Agora cogita-se de ressuscitar o IPMF (Imposto Provisório sobre Movimentação Financeira), a título de acudir as insuficiências de recursos da saúde brasileira. Entendo que essa medida, de caráter puramente paliativo, não oferecerá os resultados necessários. E explico por quê.
Na própria Constituição de 88 - Constituição muitas vezes incompreendida, muitas vezes apresentada como a raiz de todos os males do Brasil, a meu ver impropriamente - consignamos, no Capítulo da Seguridade Social, as receitas para atender à assistência social, previdência e saúde.
O que acontece é que o Governo dá com uma mão e tira com a outra. Quando se descobre uma nova fonte de recursos para financiar a saúde, o que costuma acontecer - isso é histórico - é que aquela fonte não adiciona novos recursos. Esses recursos novos entram por um lado, e o Governo subtrai recursos de outro, de tal maneira que o montante total gasto permanece praticamente o mesmo.
Imaginem V. Exªs que hoje, no Brasil, estamos gastando cerca de US$72 por habitante/ano com saúde, que é uma cifra absolutamente insuficiente e mesmo incompatível com o nosso estágio de desenvolvimento, comparando-se, inclusive, com a de países de condições assemelhadas à nossa.
Penso que se deva encontrar soluções definitivas para o problema, inclusive no momento em que o Governo aliena o seu patrimônio, em que o Estado brasileiro desiste de ser um Estado empresário, um Estado empreendedor no setor econômico, tendo em vista o programa de privatização que está em curso. Pergunto, então: que tipo de Estado vamos querer? De que esse Estado vai se ocupar? Seria das suas atividades clássicas, como justiça, segurança pública, saúde, educação?
No entanto, não estou vislumbrando, pelo menos a curto e médio prazo, como esses recursos poderiam chegar para que o Estado brasileiro pudesse, pelo menos, cumprir bem as suas funções nessas áreas. Ainda ontem, o Ministro José Serra, desta tribuna, disse com todas as letras que, no seu entender, os recursos advindos da privatização deveriam servir para abater o estoque da dívida interna.
Ora, hoje está circulando no jornal Folha de S.Paulo, na coluna do jornalista Luís Nassif, que, com a alienação da Vale do Rio Doce, é possível pagar quatro meses de juros.

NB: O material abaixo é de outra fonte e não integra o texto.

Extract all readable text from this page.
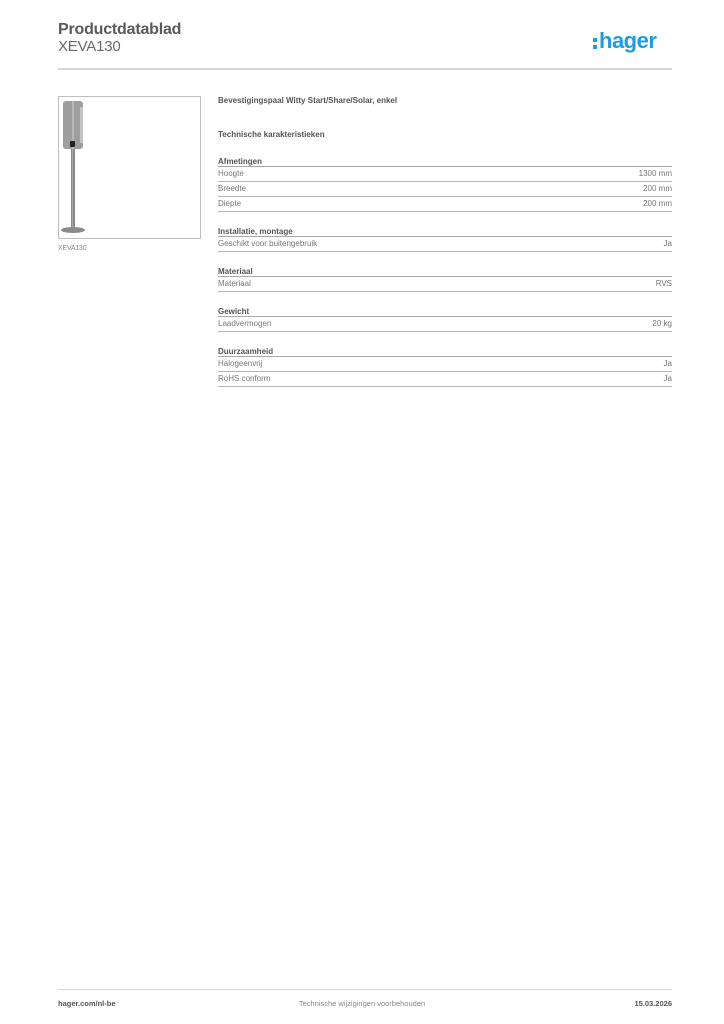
Productdatablad
XEVA130	hager
XEVA130
Bevestigingspaal Witty Start/Share/Solar, enkel
Technische karakteristieken
Afmetingen
Hoogte	1300 mm
Breedte	200 mm
Diepte	200 mm
Installatie, montage
Geschikt voor buitengebruik	Ja
Materiaal
Materiaal	RVS
Gewicht
Laadvermogen	20 kg
Duurzaamheid
Halogeenvrij	Ja
RoHS conform	Ja
hager.com/nl-be	Technische wijzigingen voorbehouden	15.03.2026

O que estou vendo, diante dessa situação, é que iríamos apenas alienar o patrimônio, como se fôssemos uma família arruinada que vende os seus bens, para pagar a conta do armazém, e que, portanto, empobrece a cada ano.
Imagino que poderíamos vincular as receitas advindas da alienação desse patrimônio público nacional para a execução de programas na área social, na área da previdência, na área da saúde e na área da educação. Nesse particular, o Governo Itamar Franco vinculou percentuais da alienação de empresas públicas a programas de desenvolvimento da ciência e da tecnologia, buscando aproveitar esses ativos de que estamos nos desfazendo, para construirmos, talvez, um desenvolvimento científico e tecnológico que possa contribuir para a melhoria das condições de vida do povo brasileiro.
Por outro lado, Sr. Presidente, Srªs e Srs. Senadores, em relação propriamente à prestação dessa assistência médica, especificamente em relação ao tratamento dessas doenças agudas, que requerem, pela sua gravidade - acidentes, doenças coronárias e outras mais - um tratamento intensivo, devo dizer: triste do paciente amparado pelo SUS (Sistema Único de Saúde), ou seja, aquele que não tem recursos próprios para pagar a sua assistência médica ou aquele que não dispõe de seguro-saúde e que tem no SUS, no Estado portanto, a garantia da prestação da assistência médica! Triste de um paciente nessas condições que necessite de um leito na Unidade de Tratamento Intensivo! Ele não vai conseguir, porque os poucos leitos para tratamento intensivo que estão disponíveis nessas unidades são destinados ou a pacientes particulares, que podem responder pelos gastos, ou a convênios e entidades que garantem a assistência médica dos seus segurados, que são as caixas das empresas estatais, os seguros-saúde e outras instituições.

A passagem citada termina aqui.